The Child Welfare and Mental Health Coalition, of which NASW is a supporter, met in Washington, D.C., in September, to discuss evidence-based interventions that are part of Title IV-E waiver implementation.
Title IV-E is the major source of federal funding for child welfare services in the United States. In 2011, Congress provided reauthorization for demonstration programs by states to use Title IV-E funds more flexibly through Title IV-E waivers in up to 10 states per year.
Joan Levy Zlotnik, director of NASW’s Social Work Policy Institute, said attendees at the September meeting discussed the fact that implementing many of the Title IV-E waiver demonstrations includes programs that require the child welfare agency to work more closely with families and children, and to provide training to parents to give them skills to be more effective with their children.
The discussion also highlighted the fact that such interventions take time and a skilled workforce.
“One of the lessons learned as these programs are being implemented is that it makes a difference what the background and workloads of the social workers are,” Zlotnik said.
Peter Pecora, managing director of research services for Casey Family Programs and a professor at the University of Washington School of Social Work, was one of the authors of a research brief presented at the meeting called Levels of Research Evidence and Benefit-Cost Data for Title IV-E Waiver Interventions. (PDF)

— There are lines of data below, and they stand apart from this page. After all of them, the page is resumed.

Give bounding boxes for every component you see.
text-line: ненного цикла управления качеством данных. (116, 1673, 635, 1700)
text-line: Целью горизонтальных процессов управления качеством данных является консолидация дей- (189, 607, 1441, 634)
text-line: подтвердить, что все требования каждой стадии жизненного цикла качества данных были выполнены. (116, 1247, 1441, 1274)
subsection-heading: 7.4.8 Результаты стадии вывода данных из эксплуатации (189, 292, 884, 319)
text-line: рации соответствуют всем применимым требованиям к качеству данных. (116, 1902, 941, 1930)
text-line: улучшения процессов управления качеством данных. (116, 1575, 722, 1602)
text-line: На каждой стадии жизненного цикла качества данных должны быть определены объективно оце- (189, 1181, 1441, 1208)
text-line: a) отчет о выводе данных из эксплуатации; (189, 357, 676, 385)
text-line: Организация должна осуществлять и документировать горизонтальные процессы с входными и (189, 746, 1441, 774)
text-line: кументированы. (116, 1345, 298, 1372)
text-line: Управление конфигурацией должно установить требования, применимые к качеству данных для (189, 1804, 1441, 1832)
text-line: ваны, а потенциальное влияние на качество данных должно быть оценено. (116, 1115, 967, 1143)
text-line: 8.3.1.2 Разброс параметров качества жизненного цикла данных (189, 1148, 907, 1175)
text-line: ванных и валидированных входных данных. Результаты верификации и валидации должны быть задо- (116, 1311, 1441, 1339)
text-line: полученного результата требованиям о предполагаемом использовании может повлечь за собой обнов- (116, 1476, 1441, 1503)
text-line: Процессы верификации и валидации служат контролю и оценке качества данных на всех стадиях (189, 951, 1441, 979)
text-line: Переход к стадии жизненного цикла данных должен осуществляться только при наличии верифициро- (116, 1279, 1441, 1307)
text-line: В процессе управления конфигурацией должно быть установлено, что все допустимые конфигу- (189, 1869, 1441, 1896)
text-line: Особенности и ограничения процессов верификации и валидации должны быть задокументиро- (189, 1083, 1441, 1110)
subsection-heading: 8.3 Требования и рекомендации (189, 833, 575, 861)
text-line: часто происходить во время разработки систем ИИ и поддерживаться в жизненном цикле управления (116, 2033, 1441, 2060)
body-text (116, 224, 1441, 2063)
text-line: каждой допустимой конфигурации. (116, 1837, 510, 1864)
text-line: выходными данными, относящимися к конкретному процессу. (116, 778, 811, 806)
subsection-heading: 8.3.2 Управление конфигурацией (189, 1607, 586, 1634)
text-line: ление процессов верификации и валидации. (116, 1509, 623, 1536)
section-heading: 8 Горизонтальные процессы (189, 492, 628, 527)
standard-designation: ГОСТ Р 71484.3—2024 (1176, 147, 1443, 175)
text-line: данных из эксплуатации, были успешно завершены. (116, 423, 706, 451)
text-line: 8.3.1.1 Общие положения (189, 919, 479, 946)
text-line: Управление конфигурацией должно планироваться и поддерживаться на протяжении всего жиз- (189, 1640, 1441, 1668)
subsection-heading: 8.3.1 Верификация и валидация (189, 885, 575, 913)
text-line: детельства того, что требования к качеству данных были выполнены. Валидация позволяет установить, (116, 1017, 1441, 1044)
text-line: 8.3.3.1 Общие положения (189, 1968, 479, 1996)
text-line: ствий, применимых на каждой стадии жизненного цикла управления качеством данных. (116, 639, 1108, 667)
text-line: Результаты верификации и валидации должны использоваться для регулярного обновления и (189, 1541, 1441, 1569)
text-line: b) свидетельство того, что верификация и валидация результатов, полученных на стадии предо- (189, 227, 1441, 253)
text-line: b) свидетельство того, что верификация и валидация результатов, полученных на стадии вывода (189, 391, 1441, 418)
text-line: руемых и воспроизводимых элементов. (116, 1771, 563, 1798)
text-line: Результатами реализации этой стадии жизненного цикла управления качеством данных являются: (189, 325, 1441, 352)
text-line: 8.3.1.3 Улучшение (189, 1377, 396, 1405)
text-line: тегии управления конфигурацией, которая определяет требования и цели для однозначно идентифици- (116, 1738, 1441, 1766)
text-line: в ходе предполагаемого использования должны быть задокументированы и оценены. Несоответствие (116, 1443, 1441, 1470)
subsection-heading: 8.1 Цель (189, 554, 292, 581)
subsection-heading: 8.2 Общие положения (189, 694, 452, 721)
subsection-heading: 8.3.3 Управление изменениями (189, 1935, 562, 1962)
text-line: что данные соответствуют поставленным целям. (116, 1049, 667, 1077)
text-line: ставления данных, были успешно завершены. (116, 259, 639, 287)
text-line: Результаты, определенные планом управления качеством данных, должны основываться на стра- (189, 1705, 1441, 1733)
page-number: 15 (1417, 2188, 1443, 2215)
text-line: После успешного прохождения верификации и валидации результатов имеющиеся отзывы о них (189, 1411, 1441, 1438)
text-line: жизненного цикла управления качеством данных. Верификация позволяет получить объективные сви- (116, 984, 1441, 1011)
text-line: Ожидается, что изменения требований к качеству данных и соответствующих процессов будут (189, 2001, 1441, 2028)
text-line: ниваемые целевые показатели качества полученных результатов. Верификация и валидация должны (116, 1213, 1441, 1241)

Pecora discussed the brief, which examines the interventions being used to achieve the three main outcome goals in child welfare — child safety, permanency and well-being.
The primary goal is to protect children from harm; the second is to preserve existing family units, which include birth families or relative families; and the third goal focuses on promoting children’s development into adults who can live independently and contribute to their communities.
Abigail Horn, senior adviser in the Office of Data Analysis, Research and Evaluation within the Health and Human Services Department in Allegheny County, Pa., gave a presentation that looked at the implementation of a Child Welfare Demonstration Project that was put in place in six Pennsylvania counties. They are Allegheny, Crawford, Dauphin, Lackawanna, Venango and Philadelphia, which represent about 50 percent of the state’s foster-care population.
The committed goals of the CWDP project over the course of five years is to reach a 30 percent reduction in the areas of foster care re-entry rates, congregate (independent) care, and the number of days a child is in foster care.
Clare Anderson, a policy fellow with Chapin Hall at the University of Chicago who is working with Pecora to help states implement IV-E waivers, and Debra Porchia-Usher, principal deputy director of operations for Child and Family Services Agency in Washington, D.C., also spoke at the meeting. Porchia-Usher’s presentation focused on the engagement of neighborhood stakeholders to implement evidence-based child welfare innovations in their communities.
The Children’s Defense Fund organizes the Child Welfare and Mental Health Coalition, which meets regularly to discuss and share research related to child welfare topics. Attendees include stakeholders from national organizations that represent the breadth of services to children. Staff from the U.S. Department of Health and Human Services Children’s Bureau who are overseeing Title IV-E Waiver Demonstrations also attended the meeting.